From: Pamela Tom (pdtom@ucdavis.edu)
Date: Fri Feb 15 2002 - 11:07:51 PST

  • Next message: Charles Daxboeck: "fish transshipment rules"

    To: Seafood HACCP Mailing List
    Fr: Pamela Tom, List Owner

    Yesterday Barry Cohan sent an attached file. Many folks were unable to
    read the attachment.

    This is a gentle reminder to all subscribers...please do not send file
    attachments. Instead, please concisely include the contents in your
    message text.

    =======================================================================
    From: BARRY COHAN (COHAN@earthlink.net)
    Date: Thu Feb 14 2002 - 09:22:01 PST

    Oh, for the life of an environmental organization spokesperson. Their
    every utterance is accepted by the crowd with child-like credulity. They
    stand in front of audiences and make claims without any doubts clouding
    anyones' mind.. A solo "ecologist", as long as the message is one of doom,
    can claim just about anything he damn well pleases without encountering
    contention.

    It would never occur to anyone that he might be misinformed, let alone
    that he might be intentionally disinformative. That an ulterior motive,
    such as organizational aggrandizement, might be the cynical basis for
    constructing the mosaic of exaggeration, distortion, and sheer nonsense
    that constitutes the "take a pass" campaign will be inconceivable to our
    audience. Sadly, furnished with information to the contrary, i.e., the
    truth, most of them will find it difficult, if not impossible to admit to
    themselves or others that they have been. suckered.

    Here's how this comes down.

    It started with the north Atlantic swordfish. Nearly 3 years before the
    swordfish boycott, an international treaty organization called ICCAT
    established a quota system, cutting the harvest of Atlantic sword by 50%,
    an amount they determined would be sufficient to reverse the collapse of
    the stock - and the fishery. Results were already readable when SEAWEB and
    the NRDC chimed in with their mean-spirited and entirely superfluous
    boycott. Why "mean-spirited"? Because the American longline fleet, having
    borne the cutback without whining, suddenly found themselves being
    vilified, and their catch, already deeply diminished in quantity now
    reduced in value as well - the only result of the boycott. In the
    vernacular, kickin' 'em when they're down. Two years further on, with the
    turnaround obviously succeeding, to the stupefaction of all of us
    following the National Marine Fisheries' (NMFS) reports, we find SEAWEB et
    al taking credit for the matter. Let there be no confusion: they had
    absolutely nothing to do with the result obtained by NMFS and ICCAT.
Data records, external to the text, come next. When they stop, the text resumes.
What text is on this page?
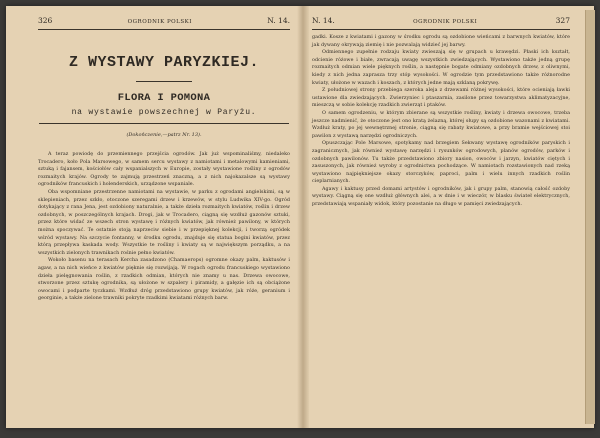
326	OGRODNIK POLSKI	N. 14.
Z WYSTAWY PARYZKIEJ.
FLORA I POMONA
na wystawie powszechnej w Paryżu.
(Dokończenie,—patrz Nr. 13).

A teraz powiodę do przemiennego przejścia ogrodów. Jak już wspominaliśmy, niedaleko Trocadero, koło Pola Marsowego, w samem sercu wystawy z namiotami i metalowymi kamieniami, sztuką i fajansem, kościołów cały wspanialszych w Europie, zostały wystawione rośliny z ogrodów rozmaitych krajów. Ogrody te zajmują przestrzeń znaczną, a z nich najokazalsze są wystawy ogrodników francuskich i holenderskich, urządzone wspaniale.

Oba wspomniane przestrzenne namiotami na wystawie, w parku z ogrodami angielskimi, są w sklepieniach, przez szkło, otoczone szeregami drzew i krzewów, w stylu Ludwika XIV-go. Ogród dotykający z rana Jena, jest ozdobiony naturalnie, a także dzieła rozmaitych kwiatów, roślin i drzew ozdobnych, w poszczególnych krajach. Drogi, jak w Trocadero, ciągną się wzdłuż gazonów sztuki, przez które widać ze wszech stron wystawę i różnych kwiatów, jak również pawilony, w których można spoczywać. Te ostatnie stoją naprzeciw siebie i w przepięknej kolekcji, i tworzą ogródek wśród wystawy. Na szczycie fontanny, w środku ogrodu, znajduje się statua bogini kwiatów, przez którą przepływa kaskada wody. Wszystkie te rośliny i kwiaty są w największym porządku, a na wszystkich zielonych trawnikach rośnie pełno kwiatów.

Wokoło basenu na terasach Kercha zasadzono (Chamaerops) ogromne okazy palm, kaktusów i agaw, a na nich wieńce z kwiatów pięknie się rozwijają. W rogach ogrodu francuskiego wystawiono dzieła pielęgnowania roślin, z rzadkich odmian, których nie znamy u nas. Drzewa owocowe, stworzone przez sztukę ogrodnika, są ułożone w szpalery i piramidy, a gałęzie ich są obciążone owocami i podparte tyczkami. Wzdłuż dróg przedstawiono grupy kwiatów, jak róże, geranium i georginie, a także zielone trawniki pokryte rzadkimi kwiatami różnych barw.

N. 14.	OGRODNIK POLSKI	327

gadki. Kosze z kwiatami i gazony w środku ogrodu są ozdobione wieńcami z barwnych kwiatów, które jak dywany okrywają ziemię i nie pozwalają widzieć jej barwy.

Odmiennego zupełnie rodzaju kwiaty zwieszają się w grupach u krawędzi. Płaski ich kształt, odcienie różowe i białe, zwracają uwagę wszystkich zwiedzających. Wystawiono także jedną grupę rozmaitych odmian wiele pięknych roślin, a następnie bogate odmiany ozdobnych drzew, z oliwnymi, kiedy z nich jedna zaprasza trzy stóp wysokości. W ogrodzie tym przedstawiono także różnorodne kwiaty, ułożone w wazach i koszach, z których jedne mają szklaną pokrywę.

Z południowej strony przebiega szeroka aleja z drzewami różnej wysokości, które ocieniają ławki ustawione dla zwiedzających. Zwierzyniec i ptaszarnia, zasilone przez towarzystwa aklimatyzacyjne, mieszczą w sobie kolekcję rzadkich zwierząt i ptaków.

O samem ogrodzeniu, w którym zbierane są wszystkie rośliny, kwiaty i drzewa owocowe, trzeba jeszcze nadmienić, że otoczone jest ono kratą żelazną, której słupy są ozdobione wazonami z kwiatami. Wzdłuż kraty, po jej wewnętrznej stronie, ciągną się rabaty kwiatowe, a przy bramie wejściowej stoi pawilon z wystawą narzędzi ogrodniczych.

Opuszczając Pole Marsowe, spotykamy nad brzegiem Sekwany wystawę ogrodników paryskich i zagranicznych, jak również wystawę narzędzi i rysunków ogrodowych, planów ogrodów, parków i ozdobnych pawilonów. Tu także przedstawiono zbiory nasion, owoców i jarzyn, kwiatów ciętych i zasuszonych, jak również wyroby z ogrodnictwa pochodzące. W namiotach rozstawionych nad rzeką wystawiono najpiękniejsze okazy storczyków, paproci, palm i wielu innych rzadkich roślin cieplarnianych.

Agawy i kaktusy przed domami artystów i ogrodników, jak i grupy palm, stanowią całość ozdoby wystawy. Ciągną się one wzdłuż głównych alei, a w dnie i w wieczór, w blasku świateł elektrycznych, przedstawiają wspaniały widok, który pozostanie na długo w pamięci zwiedzających.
    They had, however, obtained a nearly fool proof template. Find a
    charismatic fishery with problems. Wait for the solution to the problems
    to be set in motion by the NMFS and the appropriate treaty organization,
    give it a couple of years for the fix to be well on its way and then make
    their grand entrance; trash the livelihood of the legal fishermen
    involved, collect mucho dinero from the deeply concerned and spellbound
    marks in the audience, setting the stage to take credit for the manifestly
    improved situation 2 or 3 years later.

    During this period, CCAMLR will be busy chasing down pirates, tightening
    up catch documentation schemes, continuing efforts to decrease the
    collateral damage to bird populations and so on. NET (National
    Environmental Trust) activities in the meantime will be concentrated on
    more effectively co-opting these results as well as more effectively
    strangling the artisanal fisheries of Chile and Peru. (Okay, okay, along
    with the Chilean longline fleet).